My Volkswagen Golf broke down because the servicing dealer did not change the DSG fluid - is he responsible for repairing it?
I have a Volkswagen Golf Hatch 2.0 TDI GT (Automatic). The car does approximately 500 miles a week and has been serviced every 10,000 miles by the supplying Volkswagen dealer. At two and a half years old, the car broke down three times in one month just before its 60,000 mile warranty ran out. On the third breakdown the car was also serviced, with no further problems being found. After the service I was still not satisfied that the car was running smoothly. I rang the garage to tell them and they responded by saying it should be OK as no problems were found when serviced. I used the car as normal. When it reached 61,000 miles it broke down again and was taken back to the dealer for further inspection. We asked for a full assessment on the fault. The conclusion was that the DSG gearbox oil filter had not been changed at 40,000 miles. Surely this should not of happened to a car that was serviced on a regular basis? Isn’t it the job of the dealer to make sure that all necessary checks and parts are replaced? Neither me, nor my partner was given any advice on this. None of the paperwork points this out. We have been offered 40 per cent discount of £1,050 as a goodwill gesture towards a new DSG gearbox, but the dealer wants £1,650 to repair it. The dealer also refused a courtesy car so I’ve had to hire an automatic car.
You are correct.
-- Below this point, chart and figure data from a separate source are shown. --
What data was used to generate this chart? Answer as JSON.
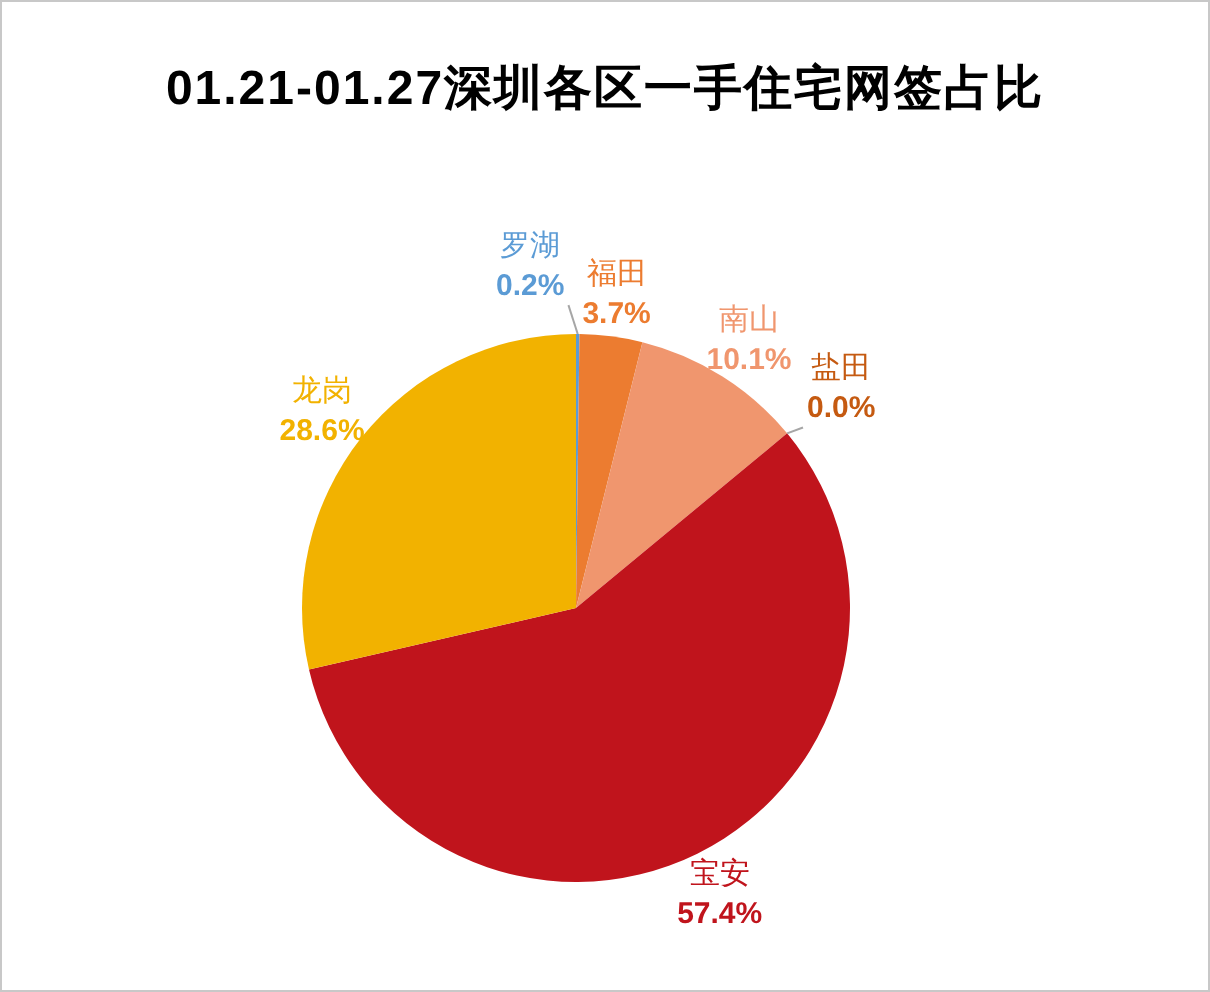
{
  "chart_data": {
    "type": "pie",
    "title": "01.21-01.27深圳各区一手住宅网签占比",
    "categories": [
      "罗湖",
      "福田",
      "南山",
      "盐田",
      "宝安",
      "龙岗"
    ],
    "values": [
      0.2,
      3.7,
      10.1,
      0.0,
      57.4,
      28.6
    ],
    "colors": [
      "#5b9bd5",
      "#ec7c30",
      "#f0966e",
      "#c55a11",
      "#c0141c",
      "#f2b200"
    ],
    "value_labels": [
      "0.2%",
      "3.7%",
      "10.1%",
      "0.0%",
      "57.4%",
      "28.6%"
    ]
  }
}
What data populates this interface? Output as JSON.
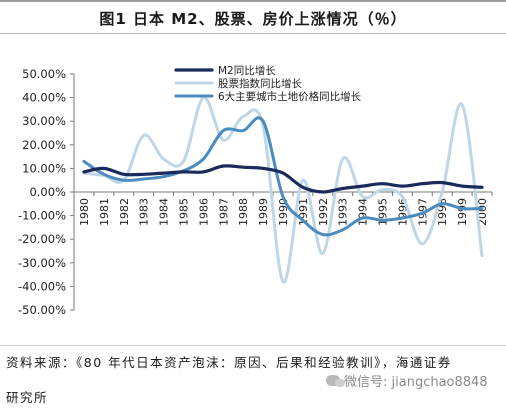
{
  "figure": {
    "title": "图1   日本 M2、股票、房价上涨情况（％）"
  },
  "source": {
    "line1": "资料来源：《80 年代日本资产泡沫：原因、后果和经验教训》，海通证券",
    "line2": "研究所"
  },
  "watermark": {
    "label": "微信号: jiangchao8848"
  },
  "chart_data": {
    "type": "line",
    "x": [
      1980,
      1981,
      1982,
      1983,
      1984,
      1985,
      1986,
      1987,
      1988,
      1989,
      1990,
      1991,
      1992,
      1993,
      1994,
      1995,
      1996,
      1997,
      1998,
      1999,
      2000
    ],
    "y_ticks": [
      "50.00%",
      "40.00%",
      "30.00%",
      "20.00%",
      "10.00%",
      "0.00%",
      "-10.00%",
      "-20.00%",
      "-30.00%",
      "-40.00%",
      "-50.00%"
    ],
    "ylim": [
      -50,
      50
    ],
    "grid": false,
    "legend_position": "top-center",
    "series": [
      {
        "name": "M2同比增长",
        "color": "#1b2a5c",
        "width": 3.2,
        "values": [
          8.5,
          10,
          7.5,
          7.5,
          8,
          8.5,
          8.5,
          11,
          10.5,
          10,
          8,
          2,
          0,
          1.5,
          2.5,
          3.5,
          2.5,
          3.5,
          4,
          2.5,
          2
        ]
      },
      {
        "name": "股票指数同比增长",
        "color": "#bfd6e6",
        "width": 3,
        "values": [
          8,
          7,
          5,
          24,
          14,
          13,
          40,
          22,
          32,
          28,
          -38,
          5,
          -26,
          14,
          -2,
          1,
          -2,
          -22,
          0,
          37,
          -27
        ]
      },
      {
        "name": "6大主要城市土地价格同比增长",
        "color": "#4b8bbe",
        "width": 3,
        "values": [
          13,
          7.5,
          5,
          5.5,
          6.5,
          9,
          14,
          26,
          26,
          30,
          -2,
          -12,
          -18,
          -16,
          -11,
          -12,
          -11,
          -9,
          -5,
          -7,
          -7
        ]
      }
    ]
  }
}
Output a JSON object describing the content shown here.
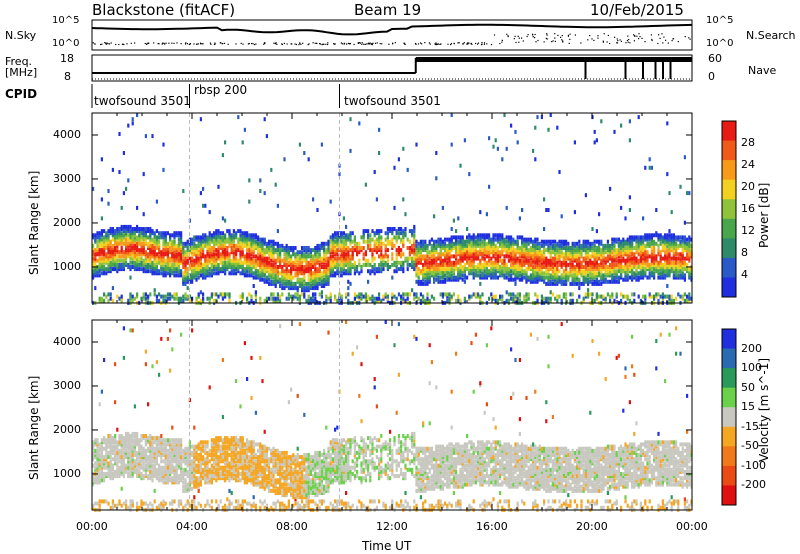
{
  "header": {
    "station": "Blackstone (fitACF)",
    "beam": "Beam 19",
    "date": "10/Feb/2015"
  },
  "status_panel": {
    "nsky_label": "N.Sky",
    "nsky_ticks": [
      "10^5",
      "10^0"
    ],
    "nsearch_label": "N.Search",
    "nsearch_ticks": [
      "10^5",
      "10^0"
    ],
    "freq_label": "Freq.",
    "freq_unit": "[MHz]",
    "freq_ticks": [
      "18",
      "8"
    ],
    "nave_label": "Nave",
    "nave_ticks": [
      "60",
      "0"
    ],
    "cpid_label": "CPID",
    "segments": [
      {
        "name": "twofsound 3501",
        "start_h": 0,
        "end_h": 3.9
      },
      {
        "name": "rbsp 200",
        "start_h": 3.9,
        "end_h": 9.9
      },
      {
        "name": "twofsound 3501",
        "start_h": 9.9,
        "end_h": 24
      }
    ]
  },
  "colors": {
    "power": [
      "#1f2fe0",
      "#2a5ac8",
      "#2f8a6a",
      "#4aa64a",
      "#8fc43a",
      "#f2d21e",
      "#f79a1a",
      "#f05a18",
      "#e81a14"
    ],
    "velocity": [
      "#1f2fe0",
      "#2a6ab0",
      "#2a9a5a",
      "#6ad24a",
      "#c8c8c0",
      "#f5a623",
      "#f07a1a",
      "#ea4a14",
      "#e01010"
    ]
  },
  "chart_data": [
    {
      "type": "heatmap",
      "parameter": "Power",
      "title": "",
      "xlabel": "",
      "ylabel": "Slant Range [km]",
      "xlim": [
        0,
        24
      ],
      "ylim": [
        180,
        4500
      ],
      "x_ticks": [
        "00:00",
        "04:00",
        "08:00",
        "12:00",
        "16:00",
        "20:00",
        "00:00"
      ],
      "y_ticks": [
        1000,
        2000,
        3000,
        4000
      ],
      "colorbar_label": "Power [dB]",
      "colorbar_ticks": [
        4,
        8,
        12,
        16,
        20,
        24,
        28
      ],
      "colorbar_range": [
        0,
        32
      ]
    },
    {
      "type": "heatmap",
      "parameter": "Velocity",
      "title": "",
      "xlabel": "Time UT",
      "ylabel": "Slant Range [km]",
      "xlim": [
        0,
        24
      ],
      "ylim": [
        180,
        4500
      ],
      "x_ticks": [
        "00:00",
        "04:00",
        "08:00",
        "12:00",
        "16:00",
        "20:00",
        "00:00"
      ],
      "y_ticks": [
        1000,
        2000,
        3000,
        4000
      ],
      "colorbar_label": "Velocity [m s^-1]",
      "colorbar_ticks": [
        "200",
        "100",
        "50",
        "15",
        "-15",
        "-50",
        "-100",
        "-200"
      ]
    }
  ]
}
It is essential that the microfilter of the DSG or ‘S-tronic’ transmission is replaced at the same time as the fluid otherwise failure such as you have experienced is quite likely. Therefore, in my opinion, the supplying and servicing dealer has been grossly negligent in not making this essential replacement, is wholly responsible for the failure, and is obliged to repair or replace the transmission to a "satisfactory standard" entirely free of charge to you. I confirm that this is a well-known problem.